でもそのような対処療法で病気は治るのでしょうか?

私はこの考え一辺倒にすることに違和感があって、なぜ発症原因を考えないのかと思うのです。
つまり罪を犯した人は刑務所に入れてしまえば解決するという考えと、街づくりから見直すことでは意味が異なります。

中医学ではこのことを扶正祛邪(ふせいきょじゃ)と邪正一如いうのですが、凝りは凝らなければいけない理由があり、瘀血もそこに滞る理由があり、冷えも冷えてしまう理由がある。

これを何かが悪いというふうに捉えるのではなく、それが生じた理由を考えないと繰り返します。
だから本質をみずに治療をおこなうのであれば対症療法になってしまう。

日常というものは人との関わりのなかで起こっていますから、ほとんどが合理的なものではありません。
実際には非合理ですよね。
それが日本人が本来もつものですから、何でも善と悪に分けてしまうのでは歪が生じます。

人には良いところも悪いところもある。
ガンを見つけたら切除してしまえば治るのか?
発熱した時に解熱すれば治るのか?
ワクチンを打てば感染はしないのか?

何かを正すために失われるものもあるから、そうならないように気を付けることが必要なのではないでしょうか。

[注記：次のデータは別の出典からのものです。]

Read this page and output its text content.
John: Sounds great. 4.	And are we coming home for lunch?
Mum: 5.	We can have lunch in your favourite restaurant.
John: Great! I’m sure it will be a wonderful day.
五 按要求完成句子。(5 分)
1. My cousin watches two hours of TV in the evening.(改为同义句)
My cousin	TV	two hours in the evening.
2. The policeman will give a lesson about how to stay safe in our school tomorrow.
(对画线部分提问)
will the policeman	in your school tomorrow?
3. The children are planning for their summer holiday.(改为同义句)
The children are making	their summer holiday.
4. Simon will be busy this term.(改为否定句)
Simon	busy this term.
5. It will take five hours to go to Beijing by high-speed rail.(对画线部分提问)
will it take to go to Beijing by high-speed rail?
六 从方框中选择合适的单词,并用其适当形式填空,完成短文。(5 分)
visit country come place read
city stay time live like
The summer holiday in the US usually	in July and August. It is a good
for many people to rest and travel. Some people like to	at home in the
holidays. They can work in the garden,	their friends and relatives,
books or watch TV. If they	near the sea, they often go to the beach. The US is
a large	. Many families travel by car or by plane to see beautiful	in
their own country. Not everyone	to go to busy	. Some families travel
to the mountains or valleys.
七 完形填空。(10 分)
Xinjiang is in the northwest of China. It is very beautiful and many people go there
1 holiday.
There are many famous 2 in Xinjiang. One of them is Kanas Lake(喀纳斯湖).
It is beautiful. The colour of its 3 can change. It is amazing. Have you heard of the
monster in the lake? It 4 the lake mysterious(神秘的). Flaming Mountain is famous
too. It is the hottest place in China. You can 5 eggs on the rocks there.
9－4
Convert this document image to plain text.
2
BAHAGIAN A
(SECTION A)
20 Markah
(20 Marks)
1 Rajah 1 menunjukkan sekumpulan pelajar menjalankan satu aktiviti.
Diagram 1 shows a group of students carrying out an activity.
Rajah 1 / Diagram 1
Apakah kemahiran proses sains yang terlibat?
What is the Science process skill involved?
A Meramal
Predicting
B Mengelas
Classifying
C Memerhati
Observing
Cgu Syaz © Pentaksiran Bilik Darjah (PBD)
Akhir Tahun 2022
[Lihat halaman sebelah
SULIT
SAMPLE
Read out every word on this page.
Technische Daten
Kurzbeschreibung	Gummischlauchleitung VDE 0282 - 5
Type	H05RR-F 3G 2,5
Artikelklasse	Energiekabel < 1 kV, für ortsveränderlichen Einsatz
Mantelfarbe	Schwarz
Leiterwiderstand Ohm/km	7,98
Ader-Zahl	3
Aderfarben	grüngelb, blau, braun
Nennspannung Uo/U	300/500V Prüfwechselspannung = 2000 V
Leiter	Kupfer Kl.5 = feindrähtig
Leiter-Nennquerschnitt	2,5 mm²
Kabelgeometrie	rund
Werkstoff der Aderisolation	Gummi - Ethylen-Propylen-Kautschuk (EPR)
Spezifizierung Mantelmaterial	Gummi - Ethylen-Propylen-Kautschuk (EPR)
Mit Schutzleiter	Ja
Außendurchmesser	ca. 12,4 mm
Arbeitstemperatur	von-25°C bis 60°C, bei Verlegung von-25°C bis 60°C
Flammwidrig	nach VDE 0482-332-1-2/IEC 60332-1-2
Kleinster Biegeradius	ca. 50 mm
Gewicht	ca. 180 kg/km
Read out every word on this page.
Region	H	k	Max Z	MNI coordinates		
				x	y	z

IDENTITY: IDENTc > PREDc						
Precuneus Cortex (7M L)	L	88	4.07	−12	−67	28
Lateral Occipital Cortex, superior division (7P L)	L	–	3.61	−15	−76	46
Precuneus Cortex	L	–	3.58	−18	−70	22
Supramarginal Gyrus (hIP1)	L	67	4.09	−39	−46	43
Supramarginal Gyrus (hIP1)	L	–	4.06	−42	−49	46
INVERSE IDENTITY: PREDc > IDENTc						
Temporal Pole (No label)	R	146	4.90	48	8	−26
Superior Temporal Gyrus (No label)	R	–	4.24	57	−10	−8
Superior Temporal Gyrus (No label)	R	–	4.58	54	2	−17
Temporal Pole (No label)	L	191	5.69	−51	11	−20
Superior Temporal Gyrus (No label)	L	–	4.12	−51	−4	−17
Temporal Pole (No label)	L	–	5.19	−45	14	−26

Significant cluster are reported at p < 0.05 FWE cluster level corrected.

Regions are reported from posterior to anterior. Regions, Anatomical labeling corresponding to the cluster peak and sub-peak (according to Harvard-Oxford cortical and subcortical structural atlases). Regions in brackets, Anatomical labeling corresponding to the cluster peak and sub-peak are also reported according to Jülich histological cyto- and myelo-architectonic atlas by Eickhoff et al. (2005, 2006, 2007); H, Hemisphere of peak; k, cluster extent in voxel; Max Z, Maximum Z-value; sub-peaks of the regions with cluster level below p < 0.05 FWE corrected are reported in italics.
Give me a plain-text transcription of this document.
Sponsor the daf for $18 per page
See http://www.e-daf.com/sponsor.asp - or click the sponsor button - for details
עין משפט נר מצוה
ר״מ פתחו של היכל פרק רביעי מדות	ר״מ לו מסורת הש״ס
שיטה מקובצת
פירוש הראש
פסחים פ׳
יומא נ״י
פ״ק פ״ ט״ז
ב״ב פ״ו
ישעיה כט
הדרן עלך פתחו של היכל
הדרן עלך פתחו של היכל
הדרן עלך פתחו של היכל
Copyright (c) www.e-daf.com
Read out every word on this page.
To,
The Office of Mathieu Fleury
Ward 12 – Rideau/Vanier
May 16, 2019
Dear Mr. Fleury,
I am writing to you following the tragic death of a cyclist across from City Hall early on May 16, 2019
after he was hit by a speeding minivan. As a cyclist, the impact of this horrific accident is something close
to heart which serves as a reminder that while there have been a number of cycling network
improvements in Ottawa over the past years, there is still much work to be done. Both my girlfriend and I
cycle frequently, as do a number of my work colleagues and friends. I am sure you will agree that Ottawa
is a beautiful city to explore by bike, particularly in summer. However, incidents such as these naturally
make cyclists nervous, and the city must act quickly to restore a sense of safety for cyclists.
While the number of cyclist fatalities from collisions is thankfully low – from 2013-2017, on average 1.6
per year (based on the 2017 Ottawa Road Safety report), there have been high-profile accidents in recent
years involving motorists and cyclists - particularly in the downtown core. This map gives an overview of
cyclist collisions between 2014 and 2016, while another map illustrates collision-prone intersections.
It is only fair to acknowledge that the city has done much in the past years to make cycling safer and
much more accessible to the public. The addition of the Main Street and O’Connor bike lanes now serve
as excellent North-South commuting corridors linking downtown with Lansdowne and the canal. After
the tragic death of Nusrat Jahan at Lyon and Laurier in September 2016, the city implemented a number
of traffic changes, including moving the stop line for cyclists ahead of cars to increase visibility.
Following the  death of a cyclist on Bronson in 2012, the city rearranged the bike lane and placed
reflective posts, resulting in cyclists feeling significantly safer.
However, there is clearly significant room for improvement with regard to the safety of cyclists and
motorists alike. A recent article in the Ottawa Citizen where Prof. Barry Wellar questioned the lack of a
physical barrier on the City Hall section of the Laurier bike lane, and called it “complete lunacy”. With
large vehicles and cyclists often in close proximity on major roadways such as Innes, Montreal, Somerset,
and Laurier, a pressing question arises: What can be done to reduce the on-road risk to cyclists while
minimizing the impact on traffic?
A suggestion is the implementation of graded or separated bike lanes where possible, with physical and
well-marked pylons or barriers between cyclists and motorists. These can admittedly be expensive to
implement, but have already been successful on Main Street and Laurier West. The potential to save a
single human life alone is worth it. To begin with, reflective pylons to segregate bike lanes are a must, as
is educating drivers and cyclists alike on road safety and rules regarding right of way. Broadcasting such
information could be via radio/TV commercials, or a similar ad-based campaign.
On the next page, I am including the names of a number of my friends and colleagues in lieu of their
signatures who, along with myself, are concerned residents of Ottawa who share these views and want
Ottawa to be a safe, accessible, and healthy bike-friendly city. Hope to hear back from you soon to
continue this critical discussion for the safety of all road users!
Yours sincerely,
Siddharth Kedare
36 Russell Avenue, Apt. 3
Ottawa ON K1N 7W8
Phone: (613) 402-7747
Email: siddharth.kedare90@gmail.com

数値にならないものや画像にあらわれないものがあっても、あなたが今感じている感覚は正しいものです。
なぜなら心身一如、心と体は1つだから。

この社会を生きていくにはセンスが必要かもしれません。
それは頭で考えるのではなく心で感じることです。
心はとても曖昧なものだけれど。

物質的にではなく精神的に選択する。
子供の頃、そんな風にしていませんでしたか?
誰の目も意識せずに本能のままに。

私はこの場所で本能的に感じて欲しいと思っています。
1回の治療で何かが変わることはないけれど、日常に独りになる時間を作るという意味をもたせたら人生に大きな変化をもたらすと思うのです。

だからあえて曖昧な場所でよいのではないかと。
疲れを癒す、頭を休める、治療を受ける、眠るでも。